The plight of elephants and rhinos -- threatened by poaching networks driven by insatiable demand for tusks and horn from Asian nations -- are set to dominate the Convention on International Trade in Endangered Species (CITES), which lasts until March 14.
Thailand, seen as a hub for traffickers of all endangered species, is facing particular pressure over its ivory market.
Activists say criminals exploit a legal trade in Asian elephant tusks to sell illicit stocks of African ivory and conservation groups WWF and TRAFFIC have called on the Thai government to respond by outlawing the entire ivory trade.
"After years of failing to end this unfettered trade, Thailand should grab the spotlight and shut down these markets that are fuelling poaching of elephants in Africa," said Carlos Drews, director of WWF's global species programme.
In opening remarks to the conference, Thai Prime Minister Yingluck Shinawatra said her country was working closely with foreign governments to curb the illicit trade and had tightened scrutiny of its ivory products.
"Elephants are very important for Thai culture. I must stress that no one cares more about the elephant than the Thai people," she said.
"Unfortunately, many have used Thailand as a transit country for the illegal international ivory trade," she added, stating her faith that "Thailand will be a strong ally" in the fight against the illicit business.
Since coming into force in 1975, CITES has placed some 35,000 species of animal and plants under its protection, controlling and monitoring their international trade.

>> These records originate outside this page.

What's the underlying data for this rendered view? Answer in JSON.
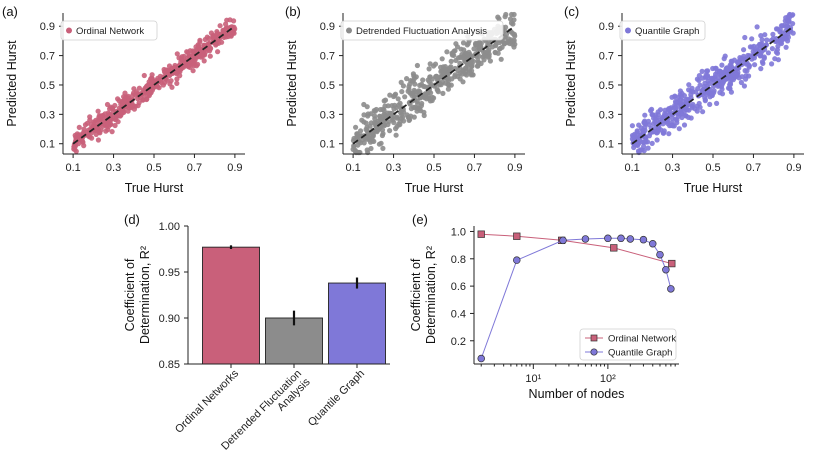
{
  "colors": {
    "ordinal": "#c9607a",
    "dfa": "#8c8c8c",
    "quantile": "#7f78d8",
    "dash": "#222222",
    "errbar": "#111111"
  },
  "chart_data": [
    {
      "type": "scatter",
      "panel_label": "(a)",
      "legend": "Ordinal Network",
      "xlabel": "True Hurst",
      "ylabel": "Predicted Hurst",
      "xlim": [
        0.05,
        0.95
      ],
      "ylim": [
        0.03,
        0.99
      ],
      "xticks": [
        "0.1",
        "0.3",
        "0.5",
        "0.7",
        "0.9"
      ],
      "yticks": [
        "0.1",
        "0.3",
        "0.5",
        "0.7",
        "0.9"
      ],
      "x_range": [
        0.1,
        0.9
      ],
      "y_spread": 0.035,
      "n_points": 500,
      "color_key": "ordinal",
      "reference_line": "y = x"
    },
    {
      "type": "scatter",
      "panel_label": "(b)",
      "legend": "Detrended Fluctuation Analysis",
      "xlabel": "True Hurst",
      "ylabel": "Predicted Hurst",
      "xlim": [
        0.05,
        0.95
      ],
      "ylim": [
        0.03,
        0.99
      ],
      "xticks": [
        "0.1",
        "0.3",
        "0.5",
        "0.7",
        "0.9"
      ],
      "yticks": [
        "0.1",
        "0.3",
        "0.5",
        "0.7",
        "0.9"
      ],
      "x_range": [
        0.1,
        0.9
      ],
      "y_spread": 0.075,
      "n_points": 500,
      "color_key": "dfa",
      "reference_line": "y = x"
    },
    {
      "type": "scatter",
      "panel_label": "(c)",
      "legend": "Quantile Graph",
      "xlabel": "True Hurst",
      "ylabel": "Predicted Hurst",
      "xlim": [
        0.05,
        0.95
      ],
      "ylim": [
        0.03,
        0.99
      ],
      "xticks": [
        "0.1",
        "0.3",
        "0.5",
        "0.7",
        "0.9"
      ],
      "yticks": [
        "0.1",
        "0.3",
        "0.5",
        "0.7",
        "0.9"
      ],
      "x_range": [
        0.1,
        0.9
      ],
      "y_spread": 0.06,
      "n_points": 500,
      "color_key": "quantile",
      "reference_line": "y = x"
    },
    {
      "type": "bar",
      "panel_label": "(d)",
      "ylabel_line1": "Coefficient of",
      "ylabel_line2": "Determination, R²",
      "ylim": [
        0.85,
        1.0
      ],
      "yticks": [
        "0.85",
        "0.90",
        "0.95",
        "1.00"
      ],
      "categories": [
        {
          "lines": [
            "Ordinal Networks"
          ],
          "value": 0.977,
          "err": 0.002,
          "color_key": "ordinal"
        },
        {
          "lines": [
            "Detrended Fluctuation",
            "Analysis"
          ],
          "value": 0.9,
          "err": 0.008,
          "color_key": "dfa"
        },
        {
          "lines": [
            "Quantile Graph"
          ],
          "value": 0.938,
          "err": 0.006,
          "color_key": "quantile"
        }
      ]
    },
    {
      "type": "line",
      "panel_label": "(e)",
      "xlabel": "Number of nodes",
      "ylabel_line1": "Coefficient of",
      "ylabel_line2": "Determination, R²",
      "xscale": "log",
      "xlim": [
        1.6,
        900
      ],
      "ylim": [
        0.03,
        1.04
      ],
      "yticks": [
        "0.2",
        "0.4",
        "0.6",
        "0.8",
        "1.0"
      ],
      "xticks": [
        "10¹",
        "10²"
      ],
      "legend_position": "lower-right",
      "series": [
        {
          "name": "Ordinal Network",
          "marker": "square",
          "color_key": "ordinal",
          "x": [
            2,
            6,
            24,
            120,
            720
          ],
          "y": [
            0.98,
            0.965,
            0.935,
            0.88,
            0.765
          ]
        },
        {
          "name": "Quantile Graph",
          "marker": "circle",
          "color_key": "quantile",
          "x": [
            2,
            6,
            25,
            50,
            100,
            150,
            200,
            300,
            400,
            500,
            600,
            700
          ],
          "y": [
            0.07,
            0.79,
            0.935,
            0.945,
            0.95,
            0.95,
            0.945,
            0.94,
            0.91,
            0.83,
            0.72,
            0.58
          ]
        }
      ]
    }
  ]
}
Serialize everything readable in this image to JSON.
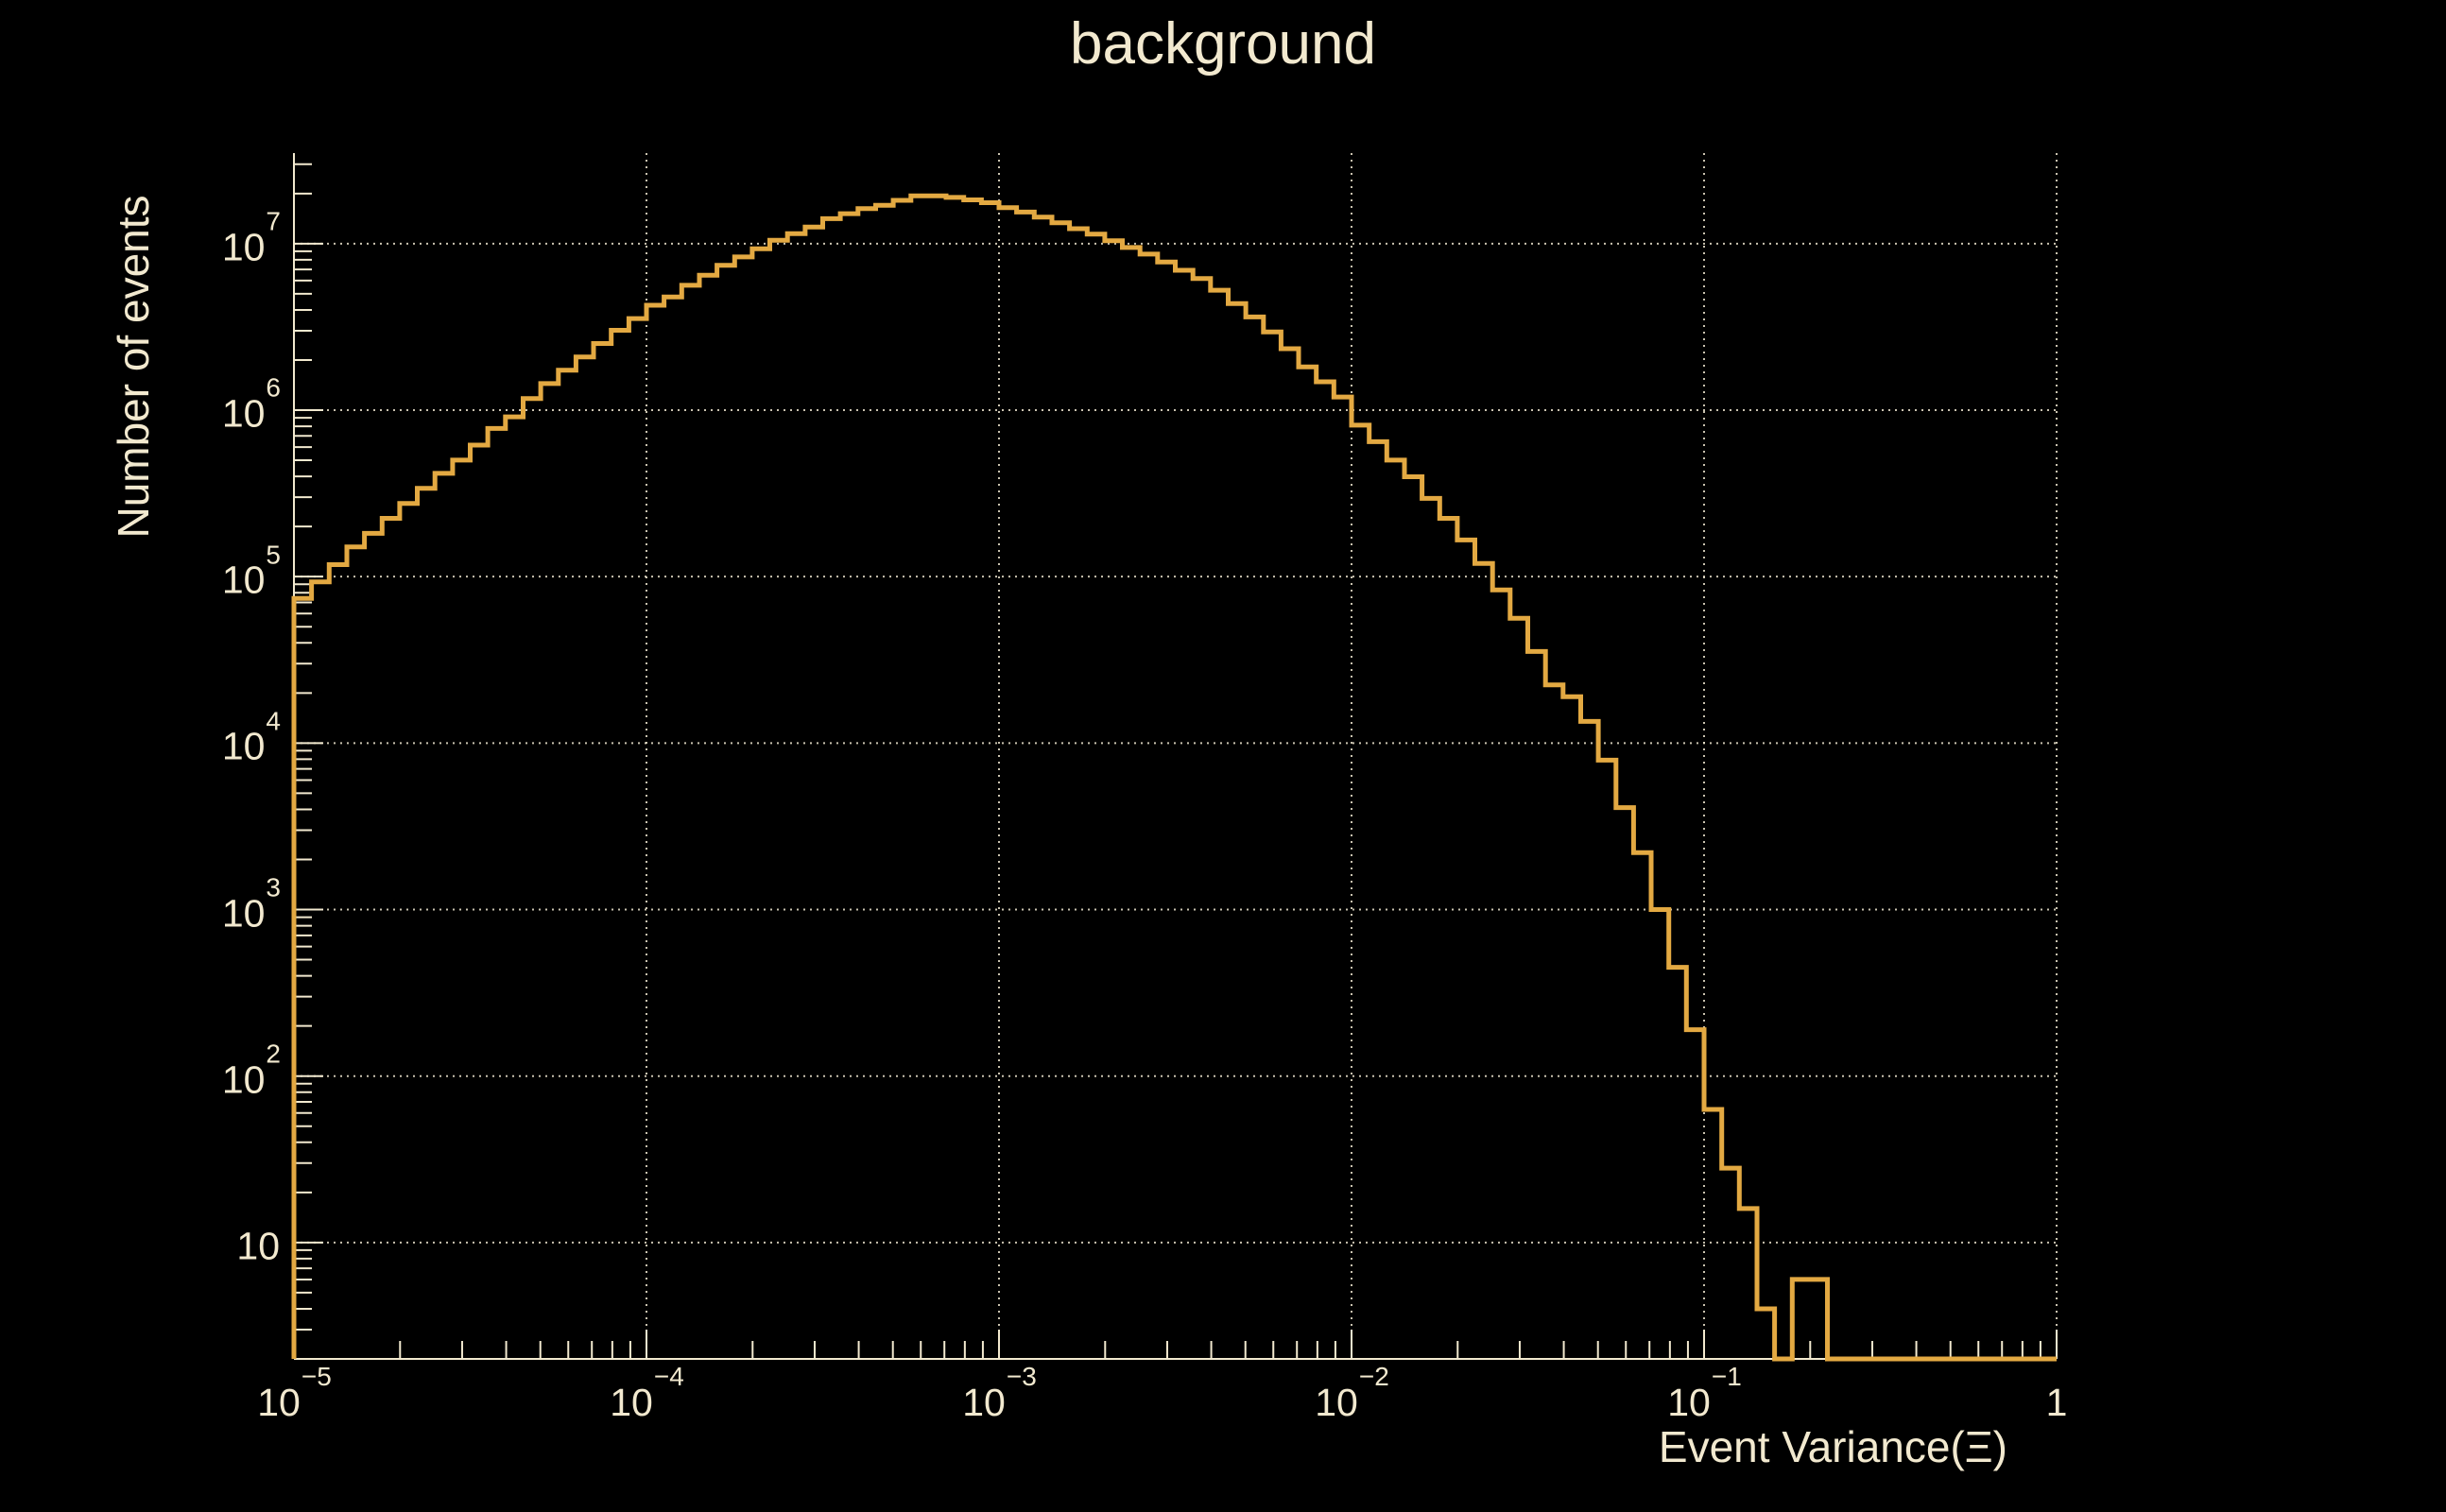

The 178 countries who have signed up to the convention -- and must undertake measures to implement its decisions at home -- will also consider growing calls for the greater regulation of the shark fin trade.
Similar proposals to protect a number of shark species -- whose fins are prized in Asia -- have previously failed in the face of opposition from a group of Asian countries concerned about their fishing industries.
Humans kill about 100 million sharks each year, mostly for their fins, according to the UN Food and Agriculture Organization, and conservationists are warning that dozens of species are under threat.
"We are now the predators. Humans have mounted an unrelenting assault on sharks, and their numbers are crashing throughout the world's oceans," Elizabeth Wilson, manager of global shark conservation at Pew Charitable Trusts.
CITES, which on Sunday celebrates 40 years since its inception in 1973, is also looking to strengthen protection for multiple plant species, including Madagascar ebony and rosewood, from a host of countries.